= Lois Lampe =

American botanist and educator (1896–1978)

Lois Lampe (March 29, 1896 – January 6, 1978) was an American botanist and educator. She taught at various levels for nearly 50 years at the Ohio State University before retiring and becoming assistant professor emerita in 1966. She was a member of six scientific societies and four honors societies during her teaching career.

==Life and education==
She was born in Fayette County, Ohio to Gertrude Leslie and Fredrick Christian Lampe on March 29, 1896. Lampe attended the Ohio State University with a major in botany and minor in zoology, earning both her Bachelor of Arts and Bachelor of Science in 1919, her Master of Science in 1922 and a Ph.D. in 1927. After she retired from teaching, she married Brenton C. Zimmerman.
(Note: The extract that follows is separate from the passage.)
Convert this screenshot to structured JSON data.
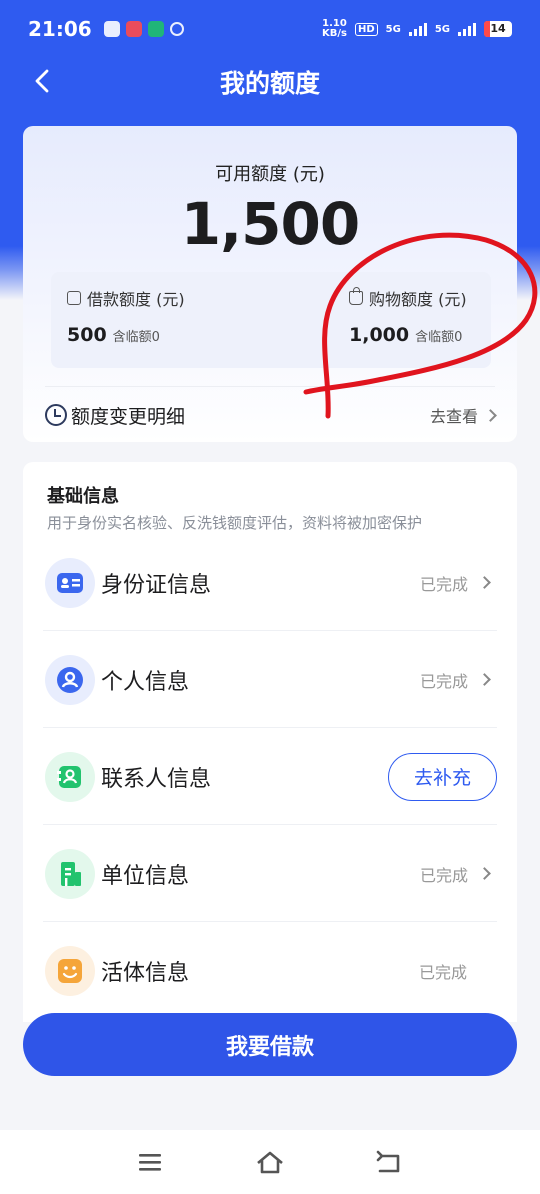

She died on January 6, 1978, in London, Ohio.

==Career==
From 1917 to 1920 Lampe was a student assistant at the Ohio State University, which started her career as an educator. Over the 46 years after serving as a student assistant, Lampe was a graduate teaching assistant (1920–1923), instructor (1923–1924, 1926–1940), and assistant professor (1940–1966). She was never promoted above assistant professor. In 1966, she became assistant professor emerita.

She was a Member of Sigma Xi and served as secretary of the organization from 1947 to 1952.
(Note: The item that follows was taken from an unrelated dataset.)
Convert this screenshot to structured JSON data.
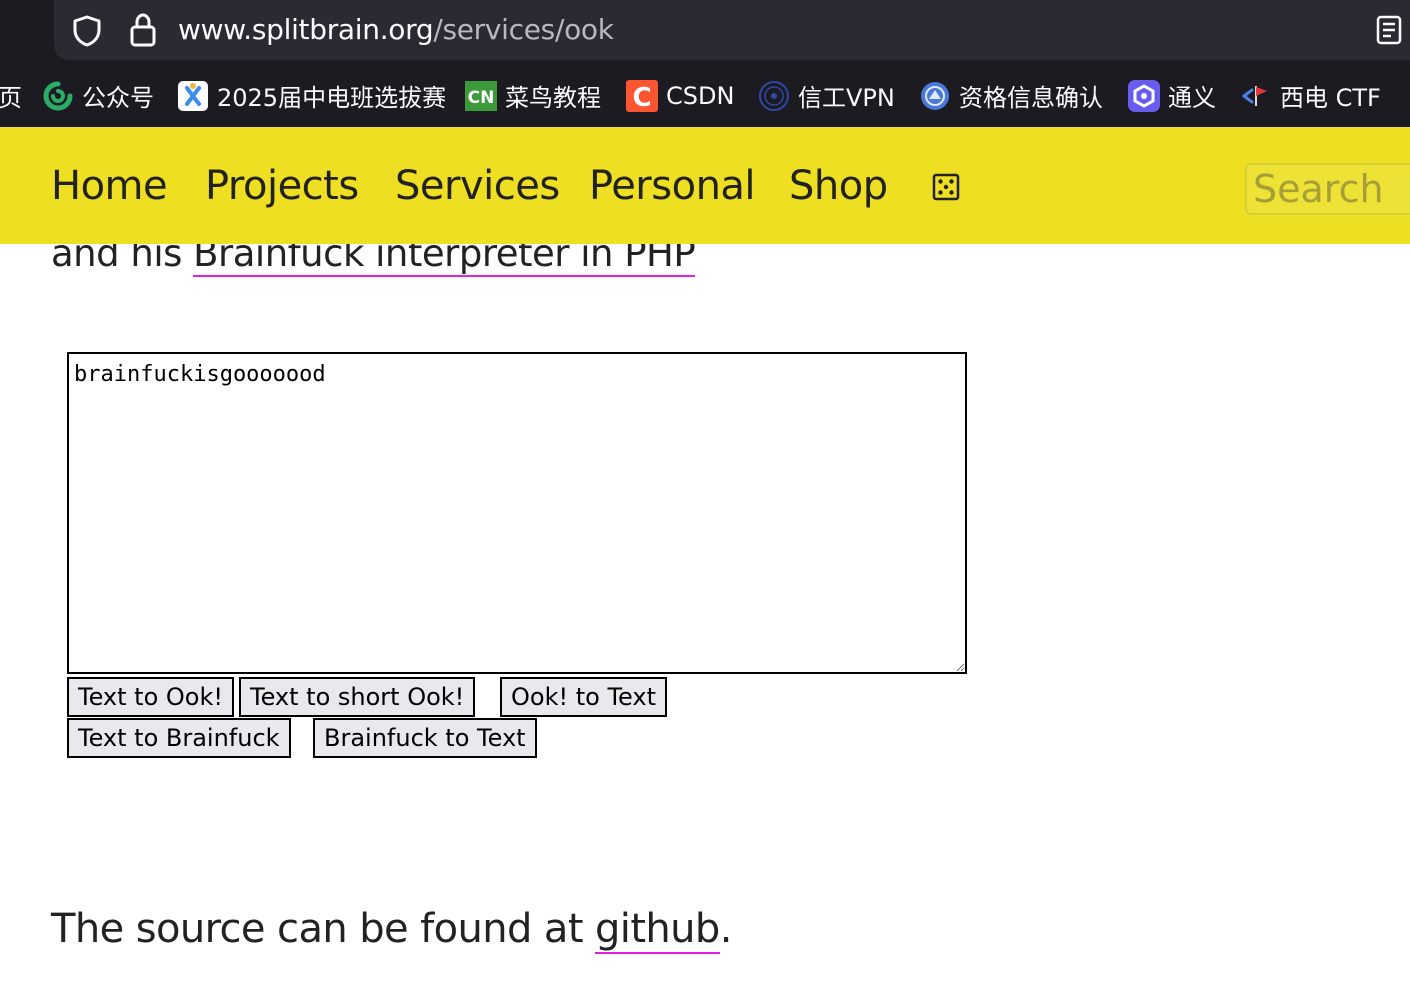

Her work were based in John H. Schaffner's ideas on phylogenetic taxonomy. Lampe's research mainly focused on the anatomy of developing vascular plants. For her master's thesis, Lampe studied twig abscission in the cottonwood tree. For her doctoral dissertation, she wrote on the development of corn endosperm. Lampe was also a notable artist who contributed to her colleague's scientific papers and displayed her art publicly. She also contributed scientific drawings to publications.

==Honors and societies==
- Certificate of commendation in science and education from an Ohio House of Representatives member
- Fellow and member of council of the American Association for the Advancement of Science (1929-1940)
- Member of the American Genetic Association
- Member of the American Institute of Biological Sciences
- Member of Botanical Society of America
- Member of National Society of Arts and Letters
- Member of the Ohio Academy of Science
- Member of Phi Epsilon Phi (National Honorary Botanical Fraternity)
- Member of Phi Upsilon Omicron Honorary Society in Home Economics
- Member and national president (1940) of Sigma Delta Epsilon Graduate Women's Scientific Fraternity
- Member of Sigma Xi

== Partial bibliography ==
- Lampe, Lois. "Twig Abscission in Populus Deltoides" (1922).
- Lampe, Lois. "Microchemical and Morphological Study of the Developing Endosperm of Maize" (June 1931). The Botanical Gazette.
- Lampe, Lois and Stewart, Grace Anne. "Foraminifera from the Middle Devonian Bone Beds of Ohio" (1947). Journal of Paleontology.
- Lampe, Lois. "The Origin and Development of the Ohio State University with Special Reference to the Biological Sciences" (1950). The Ohio Journal of Science.
- Lampe, Lois. The History of the Plant Institute. Ohio State University, 1952.